Brian Keane, Head of U.S. Research, FinTech, Citi: Yep. We're almost out of time, Sachin. So I just want to wrap up thinking about biggest risks and opportunities on the horizon as a CFO. What are you thinking about? What messages are you delivering to the team as you think about the future?
Sachin Mehra, CFO, Mastercard: Yeah, look, I mean, from a risk standpoint, I would tell you the world is evolving really rapidly around us in terms of new technologies which are emerging, right? We've just got to continue to lean in. That's what we've been doing and we'll continue to do that going forward. Because, you know, to be actually completely oblivious to new technologies is not a good place for us to be. That's not the MO we've kind of adopted. We will continue to be part and parcel of the solution as opposed to saying this new technology is not going to come and create a threat to us. The risk here is things that are happening around us, you got to lean into that, right? The other one is around, you know, the regulatory environment which exists, right?

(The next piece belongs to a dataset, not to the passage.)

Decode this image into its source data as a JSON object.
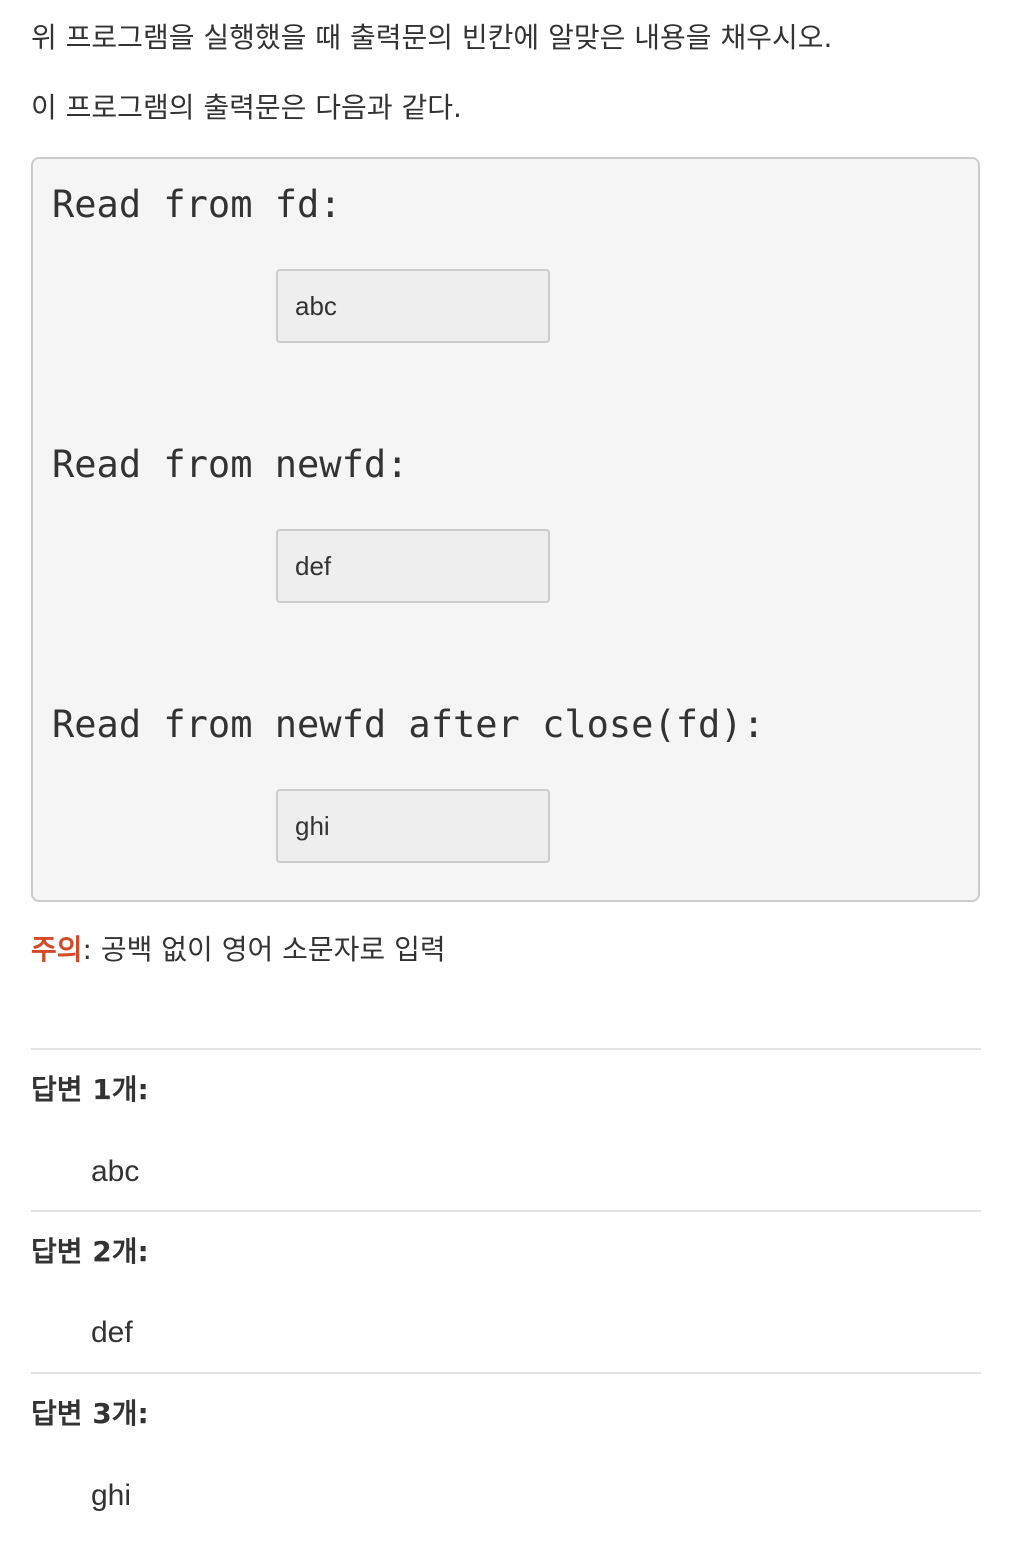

That's not a new risk.
That's a risk which we've kind of dealt with for decades. It's our job to continue to educate the regulators as to the value we bring, which is something we'll continue to do. On the opportunity side, look, I would tell you, you talked about the three growth pillars. I would say there's, I remain very excited about driving hard across each one of those three growth pillars by making sure we're appropriately allocating capital to drive on the execution and realizing that opportunity. That's what we're doing. You're seeing those results come through. You're seeing solid results come through in terms of how we're delivering on both top and bottom line, right?
It is our expectation that with the opportunity set ahead, we have to just keep going after exactly that opportunity which we have laid out from a three growth pillar standpoint across consumer, commercial, new payment flows, and the value-added services and solutions.
Brian Keane, Head of U.S. Research, FinTech, Citi: Okay. With that, Sachin, congratulations on all the solid results and good to see you.
Sachin Mehra, CFO, Mastercard: Great. Thank you for having me, Brian. Thanks very much.